采用STRAIGHT模型和深度信念网络的语音转换方法

王民,苏利博,王稚慧,要趁红   

  1. (西安建筑科技大学信息与控制工程学院,陕西 西安 710055)
  • 收稿日期:2015-05-25 修回日期:2015-10-20 出版日期:2016-09-25 发布日期:2016-09-25
  • 基金资助:

    住房城乡建设部科学技术项目计划(2016-R2-045);西安市碑林区2014 年科技计划项目(GX1412)

Voice conversion using STRAIGHT model and deep belief networks        

WANG Min,SU Li-bo,WANG Zhi-hui,YAO Chen-hong   

  1. (School of Information and Control Engineering,Xi’an University of Architecture and Technology,Xi’an 710055, China)
  • Received:2015-05-25 Revised:2015-10-20 Online:2016-09-25 Published:2016-09-25

摘要:

提出一种将STRAIGHT 模型和深度信念网络DBN相结合实现语音转换的方式。首先,通过STRAIGHT 模型提取出源说话人和目标说话人的语音频谱参数,用提取的频谱参数分别训练两个DBN 得到语音高阶空间的个性特征信息;然后,用人工神经网络ANN将两个具有高阶特征的空间连接并进行特征转换;最后,用基于目标说话人数据训练出的DBN 来对转换后的特征信息进行逆处理得到语音频谱参数,并用STRAIGHT 模型合成具有目标说话人个性化特征的语音。实验结果表明,采用此种方式获得的语音转换效果要比传统的采用GMM 实现语音转换更好,转换后的语音音质和相似度与目标语音更接近。

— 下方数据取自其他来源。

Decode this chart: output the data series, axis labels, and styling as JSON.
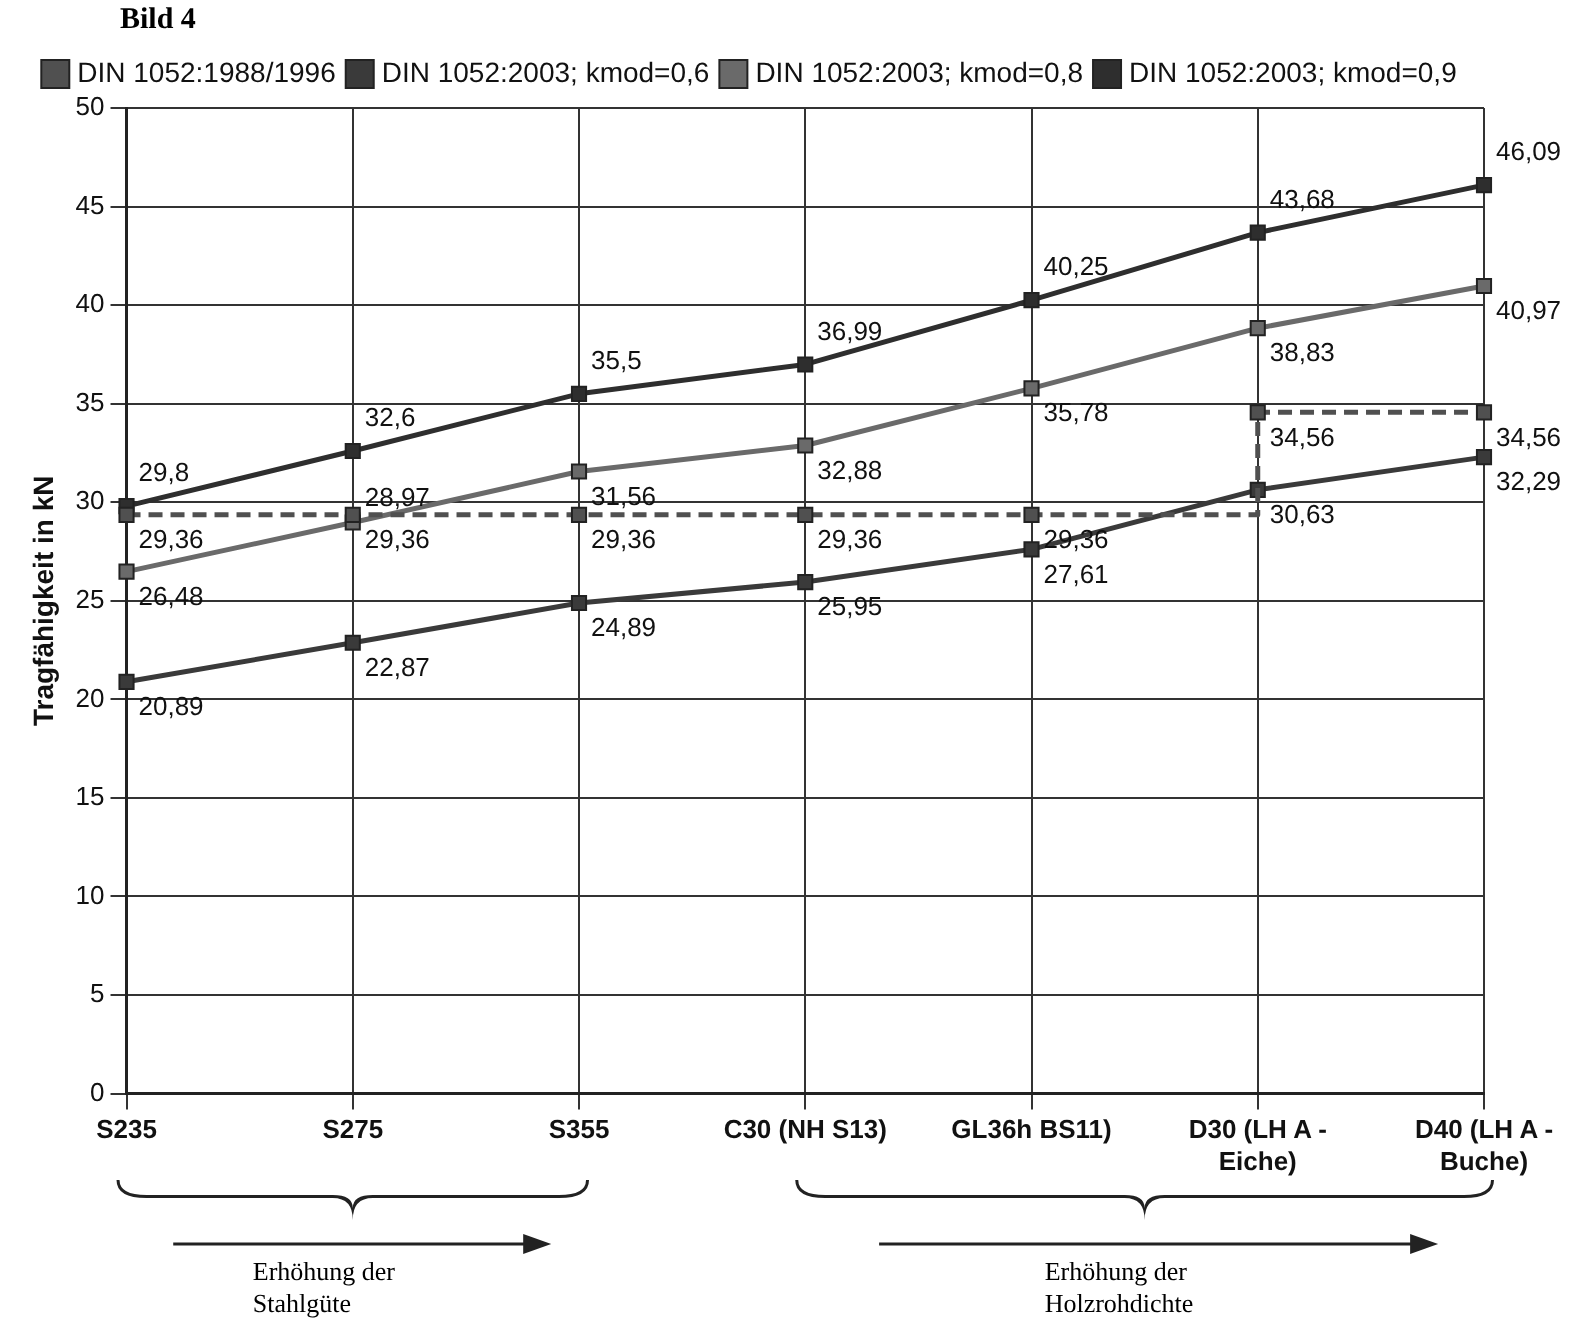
{
  "chart_data": {
    "type": "line",
    "title": "Bild 4",
    "ylabel": "Tragfähigkeit in kN",
    "categories": [
      "S235",
      "S275",
      "S355",
      "C30 (NH S13)",
      "GL36h BS11)",
      "D30 (LH A - Eiche)",
      "D40 (LH A - Buche)"
    ],
    "series": [
      {
        "name": "DIN 1052:1988/1996",
        "type": "step",
        "line_style": "dashed",
        "color": "#505050",
        "values": [
          29.36,
          29.36,
          29.36,
          29.36,
          29.36,
          34.56,
          34.56
        ],
        "value_labels": [
          "29,36",
          "29,36",
          "29,36",
          "29,36",
          "29,36",
          "34,56",
          "34,56"
        ]
      },
      {
        "name": "DIN 1052:2003; kmod=0,6",
        "color": "#3a3a3a",
        "values": [
          20.89,
          22.87,
          24.89,
          25.95,
          27.61,
          30.63,
          32.29
        ],
        "value_labels": [
          "20,89",
          "22,87",
          "24,89",
          "25,95",
          "27,61",
          "30,63",
          "32,29"
        ]
      },
      {
        "name": "DIN 1052:2003; kmod=0,8",
        "color": "#6a6a6a",
        "values": [
          26.48,
          28.97,
          31.56,
          32.88,
          35.78,
          38.83,
          40.97
        ],
        "value_labels": [
          "26,48",
          "28,97",
          "31,56",
          "32,88",
          "35,78",
          "38,83",
          "40,97"
        ]
      },
      {
        "name": "DIN 1052:2003; kmod=0,9",
        "color": "#2e2e2e",
        "values": [
          29.8,
          32.6,
          35.5,
          36.99,
          40.25,
          43.68,
          46.09
        ],
        "value_labels": [
          "29,8",
          "32,6",
          "35,5",
          "36,99",
          "40,25",
          "43,68",
          "46,09"
        ]
      }
    ],
    "ylim": [
      0,
      50
    ],
    "yticks": [
      0,
      5,
      10,
      15,
      20,
      25,
      30,
      35,
      40,
      45,
      50
    ],
    "grid": true,
    "legend": "top",
    "marker": "square",
    "line_style": "solid",
    "annotations": [
      "Erhöhung der Stahlgüte",
      "Erhöhung der Holzrohdichte"
    ]
  }
}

关键词: 语音转换, STRAIGHT 模型, 深度信念网络, 高阶空间

Abstract:

We propose a new voice conversion method which combines the STRAIGHT model with deep belief networks. Firstly, we utilize the STRAIGHT model to extract the speech spectrum parameters of the source speaker and target speaker which are then used to train the two DBN spectrum parameters, and obtain the voice characteristic information of the higher order space. Secondly, we can connect and convert the two high order spaces using the artificial neural networks (ANNs). Finally, we employ the DBN trained by the target speaker data to perform reverse processing on the converted feature information, thus obtaining voice spectral parameters. Voice that has personalized features of the target speaker is synthesized by the STRSIGHT model. Experimental results show that compared with the traditional GMM based voice conversion method, the converted voice quality and voice similarity of the proposed method  are closer to the target voice.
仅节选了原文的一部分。